Blanc-Mesnil. « Censures, intimidations et ingérences devenaient mon quotidien », l’ancien maire-adjoint Haïkel Drine explique son départ
Haïkel Drine a été maire-adjoint chargé des nouvelles technologies au Blanc-Mesnil (93) pendant 4 ans et 3 mois (2014-2018), avant de démissionner de la majorité municipale fin juin, quelques heures avant de se faire exclure lui-même par le conseil municipal de sa ville.
Pour justifier son départ, Haikel Drine évoque des divergences de fond avec l’entourage du maire, notamment avec le directeur du cabinet du premier édile et ses "discours anti-immigration". Le maire LR Thierry Meignen minimise et indique que c’est l’opposition de son adjoint au dernier budget qui l’a conduit à l’exclure de la majorité. Pour la première fois, Haikel Drine revient en détail sur les raisons de son départ.
LCDL : Pourquoi avez-vous décidé de quitter la majorité municipale ?

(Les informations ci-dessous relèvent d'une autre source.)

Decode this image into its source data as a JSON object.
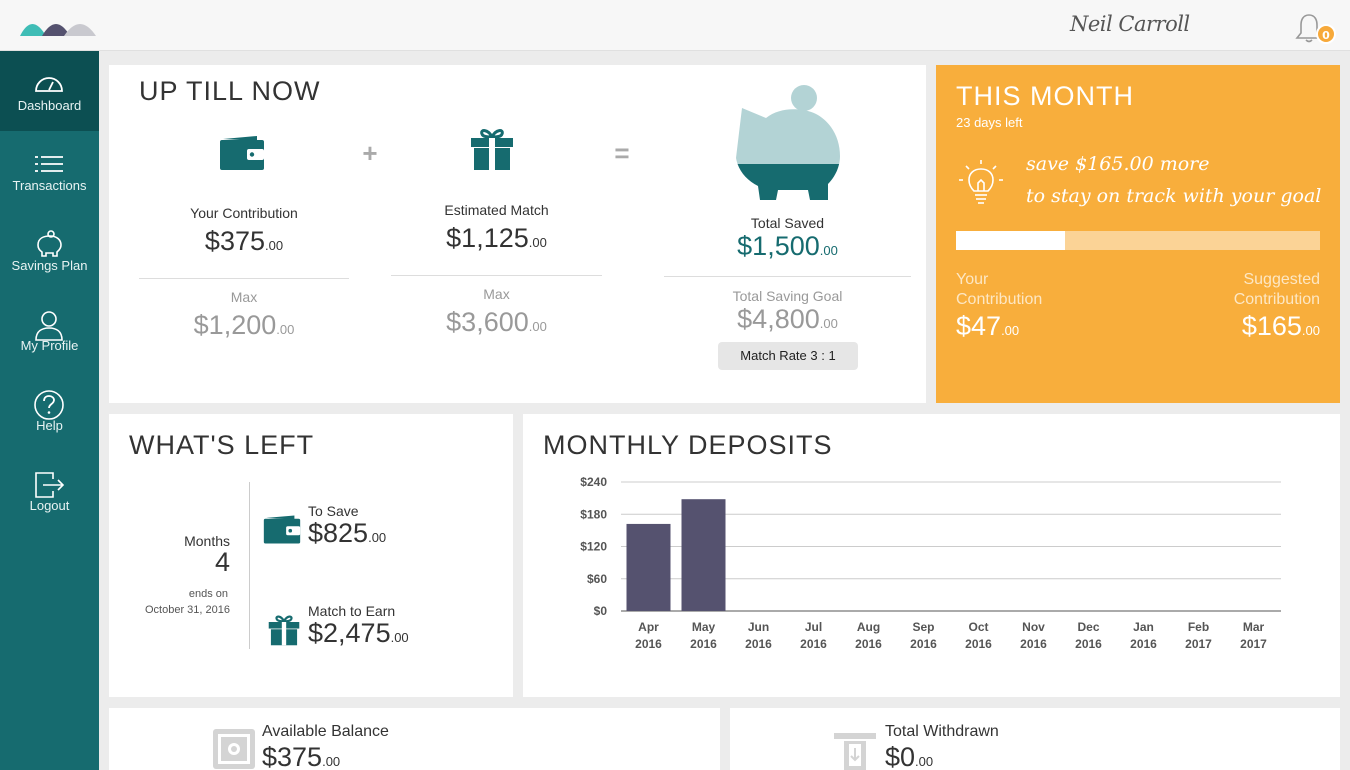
{
  "header": {
    "user_name": "Neil Carroll",
    "notification_count": "0"
  },
  "sidebar": {
    "items": [
      {
        "label": "Dashboard",
        "icon": "dashboard-icon"
      },
      {
        "label": "Transactions",
        "icon": "list-icon"
      },
      {
        "label": "Savings Plan",
        "icon": "piggy-bank-icon"
      },
      {
        "label": "My Profile",
        "icon": "user-icon"
      },
      {
        "label": "Help",
        "icon": "help-icon"
      },
      {
        "label": "Logout",
        "icon": "logout-icon"
      }
    ]
  },
  "up_till_now": {
    "title": "UP TILL NOW",
    "contribution": {
      "label": "Your Contribution",
      "value": "$375",
      "cents": ".00",
      "max_label": "Max",
      "max_value": "$1,200",
      "max_cents": ".00"
    },
    "match": {
      "label": "Estimated Match",
      "value": "$1,125",
      "cents": ".00",
      "max_label": "Max",
      "max_value": "$3,600",
      "max_cents": ".00"
    },
    "total": {
      "label": "Total Saved",
      "value": "$1,500",
      "cents": ".00",
      "goal_label": "Total Saving Goal",
      "goal_value": "$4,800",
      "goal_cents": ".00"
    },
    "match_rate": "Match Rate 3 : 1",
    "plus_sign": "+",
    "equals_sign": "="
  },
  "this_month": {
    "title": "THIS MONTH",
    "days_left": "23 days left",
    "message_line1": "save $165.00 more",
    "message_line2": "to stay on track with your goal",
    "progress_fraction": 0.3,
    "your_label_1": "Your",
    "your_label_2": "Contribution",
    "your_value": "$47",
    "your_cents": ".00",
    "suggested_label_1": "Suggested",
    "suggested_label_2": "Contribution",
    "suggested_value": "$165",
    "suggested_cents": ".00"
  },
  "whats_left": {
    "title": "WHAT'S LEFT",
    "months_label": "Months",
    "months_value": "4",
    "ends_label": "ends on",
    "ends_date": "October 31, 2016",
    "to_save_label": "To Save",
    "to_save_value": "$825",
    "to_save_cents": ".00",
    "match_label": "Match to Earn",
    "match_value": "$2,475",
    "match_cents": ".00"
  },
  "monthly_deposits": {
    "title": "MONTHLY DEPOSITS"
  },
  "chart_data": {
    "type": "bar",
    "categories": [
      "Apr 2016",
      "May 2016",
      "Jun 2016",
      "Jul 2016",
      "Aug 2016",
      "Sep 2016",
      "Oct 2016",
      "Nov 2016",
      "Dec 2016",
      "Jan 2016",
      "Feb 2017",
      "Mar 2017"
    ],
    "category_lines": [
      [
        "Apr",
        "2016"
      ],
      [
        "May",
        "2016"
      ],
      [
        "Jun",
        "2016"
      ],
      [
        "Jul",
        "2016"
      ],
      [
        "Aug",
        "2016"
      ],
      [
        "Sep",
        "2016"
      ],
      [
        "Oct",
        "2016"
      ],
      [
        "Nov",
        "2016"
      ],
      [
        "Dec",
        "2016"
      ],
      [
        "Jan",
        "2016"
      ],
      [
        "Feb",
        "2017"
      ],
      [
        "Mar",
        "2017"
      ]
    ],
    "values": [
      162,
      208,
      0,
      0,
      0,
      0,
      0,
      0,
      0,
      0,
      0,
      0
    ],
    "yticks": [
      0,
      60,
      120,
      180,
      240
    ],
    "ytick_labels": [
      "$0",
      "$60",
      "$120",
      "$180",
      "$240"
    ],
    "ylim": [
      0,
      240
    ],
    "grid": true,
    "bar_color": "#55526f"
  },
  "balances": {
    "available_label": "Available Balance",
    "available_value": "$375",
    "available_cents": ".00",
    "withdrawn_label": "Total Withdrawn",
    "withdrawn_value": "$0",
    "withdrawn_cents": ".00"
  }
}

Haikel Drine : Depuis 2015, les relations étaient compliquées avec Monsieur Meignen. Le point de départ de nos divergences profondes a été marqué par la suppression des Maisons Pour tous (NDLR: Centres Sociaux). Puis par les propos discriminants et racistes tenus lors de conseils départementaux par M. Monany, le directeur du cabinet du maire. Je me souviens de son discours anti-immigration en septembre 2017 et d'une sortie verbale sur la "préférence nationale" pour le RSA quelques mois plus tard en décembre.
Je rappelle que le siège de conseiller départemental a été obtenu en partie avec les voix des Blanc-Mesnilois(e)s. Il me semblait donc légitime de questionner Mr Meignen, maire du Blanc-Mesnil, employeur de M. Monany et ayant fait le choix de ce monsieur pour le suppléer au conseil départemental. Évidemment, je n'ai pas obtenu de condamnation ferme des propos tenus. Pour justifier son choix, le maire a juste évoqué la liberté d'expression…
Vous avez également voté contre le budget…
Oui. Au vu des coupes budgétaires présentées, et plus particulièrement concernant le volet social et éducatif, j'ai voté contre le budget 2018. C'est alors que j'ai signifié au maire que ma place n'était plus dans cette majorité. Mes valeurs et mon engagement citoyen m'obligeaient à prendre cette décision.
Et que s'est-il passé ensuite ?
Le 21 juin, le maire m'a signifié par arrêté municipal le retrait de ma délégation. Pour l'anecdote, ce sont des agents de la police municipale qui sont venus me remettre le courrier à mon domicile, comme si j'étais un criminel ! Dès le 22 juin, je lui ai fait part de ma décision de quitter cette majorité. Il était hors de question que je siège dans cette instance fantoche sans pouvoir faire bouger les lignes pour la population.
Il semblerait aussi que l'ambiance au sein de cette majorité se détériorait au fil du temps…
Oui. Ça a commencé après avoir pris position publiquement pour la sauvegarde des Maisons pour Tous et leur non privatisation. C'est à cet instant que j'ai commencé à recevoir des menaces de mort, en plus d'essuyer des intimidations en tout genre. A mon domicile, j'ai même reçu un colis avec une tête de cochon ! Notre prise de position avait jeté un froid au sein de la majorité puisque cette "réforme" était portée par le maire en personne.
Malgré la mobilisation importante des administrés et du personnel de ces structures, nous n'avons pas été soutenus par nos collègues. Censures, intimidations et ingérences de la part de membres de notre majorité devenaient mon quotidien.
Pourquoi avoir alors attendu tout ce temps pour démissionner ?
Avant d'expliquer pourquoi j'ai mis autant de temps pour partir, il me faut préciser pourquoi j'ai accompagné Monsieur Meignen en 2014. Je suis un militant associatif qui œuvre depuis de nombreuses années dans ma ville, dans nos quartiers populaires. Mes relations avec l'ancienne mandature communiste n'avaient pas été simples. La proposition d'une nouvelle dynamique avec l'assurance de ne jamais renier mes valeurs m'avaient été garanties.
Je suis apolitique, ce qui me motive c'est l'équité, l'égalité, la reconnaissance de nos talents et de nos différences. Je pensais avoir enfin l'opportunité de valoriser les compétences des habitants du Blanc-Mesnil. Je pensais surtout accéder à un espace d'expression et d'actions qui jusqu'alors nous était refusé gentiment. Je me suis trompé.
Allez-vous continué à faire de la politique ?
Oui. Malgré les pressions subies et la déception, j'ai été élu jusqu'aux prochaines élections municipales en mars 2020. Je serais donc bien là pour défendre le bien commun des Blanc-Mesnilois(e)s. Je suis une personne de parole et les administrés m'ont fait confiance pour aller au bout de mon mandat.